I've been looking at what it will take to extend this from Arun's February sketch to something that will actually schedule and run small jobs. At the moment it looks like it will largely avoid JobTracker; most of the action seems to be in JobInProgress (particularly initTasks() and obtainNew*Task()), TaskInProgress (findNew*Task(), getTaskToRun(), addRunningTask()), and the scheduler (assignTasks()).
I haven't asked Arun what he originally had in mind, but it seems that there are two fairly obvious approaches:
- treat UberTask (or MetaTask or MultiTask or AllInOneTask or ...) as a third kind of Task, not exactly like either MapTask or ReduceTask but a peer (more or less) to both
- treat UberTask as a variant (subclass) of MapTask
I see the first approach as conceptually cleaner, and some of its implementation details would be cleaner as well, but overall it's harder to implement: there are lots of places where there's map-vs-reduce logic (occasionally with special setup/cleanup cases), and most of it would require modifications. The second approach seems slightly hackish, but it has at least that one big advantage: many of the map-vs-reduce bits of code would not require changes - in particular, I don't believe it would be necessary to touch the schedulers (and we're up to, what, four at this point?) since they'd simply see a job containing one map and no reduces.
Thoughts? (I don't yet have a strong opinion myself, though I'm interested in getting a proof of concept running quickly so I/we can see what works and whether it's a net win in the first place; from that perspective, the latter approach may be better.)
Either way, there will be changes needed in the UI, metrics, and other accounting to surface the tasks-within-a-task details, as well as the obvious configuration-related changes. Retry logic, speculation, etc., are still unclear (to me, anyway).
Stab at a couple of the other upstream questions:
Will users be able to set a number of reduce tasks greater than one? Or are you limited to at most one reduce task?
The latter, at least for now. This is somewhat related to the question of serial execution; i.e., if it's serial, the only reason you would want multiple reduces is if a single one is too big to fit in memory, and if that's the case, it's arguably not a "small job" anymore.
i am still a little dubious about whether this is ambitious enough. particularly - why serial execution? to me local execution == exploiting resources available in a single box. which are 8 core today and on the way up.
Well, generally multiple cores => multiple slots, at which point you let the scheduler figure it out. Chris mentioned that there's a JIRA to extend the LocalJobRunner in this direction (
MAPREDUCE-434?), and if the currently proposed version of this one works out, an obvious next step would be to look at similar extensions. But this is still an untested optimization, and all the usual caveats about premature optimization apply.

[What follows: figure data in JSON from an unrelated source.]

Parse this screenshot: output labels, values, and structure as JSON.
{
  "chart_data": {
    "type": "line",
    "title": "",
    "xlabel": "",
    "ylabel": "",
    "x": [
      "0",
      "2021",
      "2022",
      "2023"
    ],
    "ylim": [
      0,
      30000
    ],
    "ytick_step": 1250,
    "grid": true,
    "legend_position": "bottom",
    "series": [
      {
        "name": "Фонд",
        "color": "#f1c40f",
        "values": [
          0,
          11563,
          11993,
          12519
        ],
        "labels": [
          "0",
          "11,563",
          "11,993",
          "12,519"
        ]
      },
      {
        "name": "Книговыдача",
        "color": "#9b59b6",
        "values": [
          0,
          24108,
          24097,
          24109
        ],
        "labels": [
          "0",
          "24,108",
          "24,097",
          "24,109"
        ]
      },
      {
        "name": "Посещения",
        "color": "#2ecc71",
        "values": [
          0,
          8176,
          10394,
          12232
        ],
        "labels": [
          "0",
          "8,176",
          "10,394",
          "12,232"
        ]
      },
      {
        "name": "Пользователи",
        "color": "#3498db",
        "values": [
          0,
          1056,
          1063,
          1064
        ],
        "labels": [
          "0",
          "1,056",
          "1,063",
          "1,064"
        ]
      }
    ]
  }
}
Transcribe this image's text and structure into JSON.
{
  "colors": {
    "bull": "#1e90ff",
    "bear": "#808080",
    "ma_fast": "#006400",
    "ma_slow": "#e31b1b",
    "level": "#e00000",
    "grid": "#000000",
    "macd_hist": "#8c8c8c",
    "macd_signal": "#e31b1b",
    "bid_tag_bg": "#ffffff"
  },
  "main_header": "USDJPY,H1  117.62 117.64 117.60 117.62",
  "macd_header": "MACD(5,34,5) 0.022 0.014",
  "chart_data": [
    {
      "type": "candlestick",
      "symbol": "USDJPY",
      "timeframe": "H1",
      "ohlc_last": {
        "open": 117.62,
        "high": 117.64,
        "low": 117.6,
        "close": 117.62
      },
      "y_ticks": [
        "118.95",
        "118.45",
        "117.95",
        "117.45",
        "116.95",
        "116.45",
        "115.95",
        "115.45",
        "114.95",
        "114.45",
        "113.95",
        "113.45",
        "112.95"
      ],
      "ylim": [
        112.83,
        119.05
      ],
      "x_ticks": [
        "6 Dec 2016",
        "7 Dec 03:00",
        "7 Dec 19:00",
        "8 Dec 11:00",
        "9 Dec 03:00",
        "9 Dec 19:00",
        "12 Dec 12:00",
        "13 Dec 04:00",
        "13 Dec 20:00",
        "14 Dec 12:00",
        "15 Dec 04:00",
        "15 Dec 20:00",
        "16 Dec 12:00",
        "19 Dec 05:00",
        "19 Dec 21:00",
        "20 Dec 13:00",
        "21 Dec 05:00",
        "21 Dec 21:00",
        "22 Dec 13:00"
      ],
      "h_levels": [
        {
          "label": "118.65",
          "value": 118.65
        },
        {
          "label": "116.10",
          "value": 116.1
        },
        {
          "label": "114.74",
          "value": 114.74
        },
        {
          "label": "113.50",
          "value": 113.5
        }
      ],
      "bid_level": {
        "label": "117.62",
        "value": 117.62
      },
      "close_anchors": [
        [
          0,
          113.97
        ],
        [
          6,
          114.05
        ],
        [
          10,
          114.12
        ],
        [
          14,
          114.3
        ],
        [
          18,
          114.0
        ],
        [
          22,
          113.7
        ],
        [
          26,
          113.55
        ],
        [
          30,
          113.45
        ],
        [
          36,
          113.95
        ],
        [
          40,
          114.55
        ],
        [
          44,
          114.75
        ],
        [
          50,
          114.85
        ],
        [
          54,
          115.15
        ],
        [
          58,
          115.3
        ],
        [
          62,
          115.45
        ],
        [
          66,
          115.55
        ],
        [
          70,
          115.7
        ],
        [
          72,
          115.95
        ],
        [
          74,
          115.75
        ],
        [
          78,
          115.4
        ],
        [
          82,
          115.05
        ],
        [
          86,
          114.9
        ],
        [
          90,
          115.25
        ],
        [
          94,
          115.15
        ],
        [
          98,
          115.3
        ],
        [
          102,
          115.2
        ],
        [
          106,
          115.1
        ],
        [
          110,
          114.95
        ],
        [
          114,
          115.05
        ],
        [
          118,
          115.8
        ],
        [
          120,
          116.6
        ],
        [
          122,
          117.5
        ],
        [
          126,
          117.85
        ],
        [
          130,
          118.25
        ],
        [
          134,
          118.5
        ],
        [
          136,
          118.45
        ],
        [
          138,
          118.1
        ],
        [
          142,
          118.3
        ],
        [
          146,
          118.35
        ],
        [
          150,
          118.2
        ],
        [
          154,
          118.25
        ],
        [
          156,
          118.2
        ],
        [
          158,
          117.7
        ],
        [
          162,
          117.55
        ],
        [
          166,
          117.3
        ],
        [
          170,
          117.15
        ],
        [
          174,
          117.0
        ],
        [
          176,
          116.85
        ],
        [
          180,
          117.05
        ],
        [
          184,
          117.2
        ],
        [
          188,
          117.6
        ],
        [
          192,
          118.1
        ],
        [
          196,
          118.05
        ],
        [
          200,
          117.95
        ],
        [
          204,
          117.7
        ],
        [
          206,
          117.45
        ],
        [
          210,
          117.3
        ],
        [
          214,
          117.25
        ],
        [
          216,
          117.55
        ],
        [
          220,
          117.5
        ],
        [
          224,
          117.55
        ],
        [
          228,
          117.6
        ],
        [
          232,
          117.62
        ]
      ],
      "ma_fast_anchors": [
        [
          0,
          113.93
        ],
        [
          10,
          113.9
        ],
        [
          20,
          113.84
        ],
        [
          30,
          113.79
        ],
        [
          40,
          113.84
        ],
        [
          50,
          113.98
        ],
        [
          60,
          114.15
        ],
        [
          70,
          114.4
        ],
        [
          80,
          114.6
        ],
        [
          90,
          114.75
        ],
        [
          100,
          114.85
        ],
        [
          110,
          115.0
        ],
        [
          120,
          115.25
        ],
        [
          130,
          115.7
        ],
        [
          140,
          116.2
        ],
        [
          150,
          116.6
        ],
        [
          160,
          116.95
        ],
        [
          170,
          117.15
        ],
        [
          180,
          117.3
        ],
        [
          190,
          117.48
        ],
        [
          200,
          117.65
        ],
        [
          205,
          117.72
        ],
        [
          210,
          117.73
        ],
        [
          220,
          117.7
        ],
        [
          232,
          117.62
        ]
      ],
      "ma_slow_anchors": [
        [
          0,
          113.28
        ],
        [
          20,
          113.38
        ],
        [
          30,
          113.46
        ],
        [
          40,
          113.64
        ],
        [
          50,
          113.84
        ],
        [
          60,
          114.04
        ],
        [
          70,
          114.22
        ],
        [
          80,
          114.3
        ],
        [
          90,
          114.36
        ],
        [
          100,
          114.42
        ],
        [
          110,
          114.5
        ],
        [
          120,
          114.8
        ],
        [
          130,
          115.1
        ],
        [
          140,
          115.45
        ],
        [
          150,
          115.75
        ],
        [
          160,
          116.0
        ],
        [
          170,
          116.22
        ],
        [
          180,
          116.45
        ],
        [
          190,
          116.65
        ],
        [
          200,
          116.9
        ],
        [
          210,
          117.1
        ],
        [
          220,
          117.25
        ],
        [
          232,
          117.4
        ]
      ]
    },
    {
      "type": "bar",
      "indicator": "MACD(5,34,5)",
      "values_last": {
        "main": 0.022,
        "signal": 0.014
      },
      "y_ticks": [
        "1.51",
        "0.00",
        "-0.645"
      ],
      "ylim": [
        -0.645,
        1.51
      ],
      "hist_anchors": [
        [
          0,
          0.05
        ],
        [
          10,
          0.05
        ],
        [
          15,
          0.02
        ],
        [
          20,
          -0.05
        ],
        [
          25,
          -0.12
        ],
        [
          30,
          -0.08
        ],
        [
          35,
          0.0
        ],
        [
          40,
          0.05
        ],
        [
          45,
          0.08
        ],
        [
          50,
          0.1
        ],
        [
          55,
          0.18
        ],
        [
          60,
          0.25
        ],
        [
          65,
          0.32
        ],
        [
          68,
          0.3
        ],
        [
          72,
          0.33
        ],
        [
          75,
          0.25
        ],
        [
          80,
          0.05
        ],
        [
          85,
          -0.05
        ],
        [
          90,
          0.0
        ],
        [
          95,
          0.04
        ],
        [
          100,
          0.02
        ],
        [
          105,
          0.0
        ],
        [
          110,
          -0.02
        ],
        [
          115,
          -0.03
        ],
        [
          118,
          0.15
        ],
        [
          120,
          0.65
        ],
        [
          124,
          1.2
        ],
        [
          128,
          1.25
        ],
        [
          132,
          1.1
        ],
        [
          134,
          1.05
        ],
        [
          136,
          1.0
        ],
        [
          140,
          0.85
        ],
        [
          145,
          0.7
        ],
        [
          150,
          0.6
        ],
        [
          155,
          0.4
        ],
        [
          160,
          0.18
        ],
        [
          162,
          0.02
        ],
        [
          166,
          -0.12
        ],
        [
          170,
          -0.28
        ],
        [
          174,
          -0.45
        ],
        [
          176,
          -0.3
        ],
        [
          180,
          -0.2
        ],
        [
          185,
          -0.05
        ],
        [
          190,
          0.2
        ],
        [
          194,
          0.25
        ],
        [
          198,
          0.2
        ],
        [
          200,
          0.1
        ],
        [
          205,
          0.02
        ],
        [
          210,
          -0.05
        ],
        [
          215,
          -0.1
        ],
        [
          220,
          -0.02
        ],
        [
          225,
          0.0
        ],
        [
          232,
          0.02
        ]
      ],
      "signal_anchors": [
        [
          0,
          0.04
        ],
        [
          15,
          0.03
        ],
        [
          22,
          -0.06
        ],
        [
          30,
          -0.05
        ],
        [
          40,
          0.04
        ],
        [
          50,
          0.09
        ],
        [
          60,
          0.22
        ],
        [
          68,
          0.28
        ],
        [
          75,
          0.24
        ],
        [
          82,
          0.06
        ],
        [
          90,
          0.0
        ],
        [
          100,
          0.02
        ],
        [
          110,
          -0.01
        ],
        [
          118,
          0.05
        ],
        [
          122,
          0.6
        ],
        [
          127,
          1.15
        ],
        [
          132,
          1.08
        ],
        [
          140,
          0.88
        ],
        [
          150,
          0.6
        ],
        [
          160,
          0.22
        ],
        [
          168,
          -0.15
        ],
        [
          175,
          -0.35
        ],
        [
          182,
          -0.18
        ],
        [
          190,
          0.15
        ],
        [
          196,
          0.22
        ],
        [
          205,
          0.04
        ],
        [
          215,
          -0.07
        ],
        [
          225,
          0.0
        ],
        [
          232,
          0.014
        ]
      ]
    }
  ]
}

I don't know how Arun looked at the problem - I'm guessing the motivation was empirical, based on the behavior of Oozie workflows and Pig jobs - but I view it as way to make task granularity a bit more homogeneous by packing multiple, too-small tasks into larger containers. My mental model is that that will tend to make the scheduler more efficient - but also that trying to do too much may begin to work at cross-purposes with the scheduler, i.e., one probably doesn't want to create a secondary scheduler (trying to tune both halves could get very messy).
it does seem that a dispatcher facility at the lowest layer that can juggle between different hadoop clusters is useful generically (across Hive/Pig/native-Hadoop etc.) - but that's not quite the same as what's proposed here - is it?
Nope. But I think other groups are looking at stuff like that.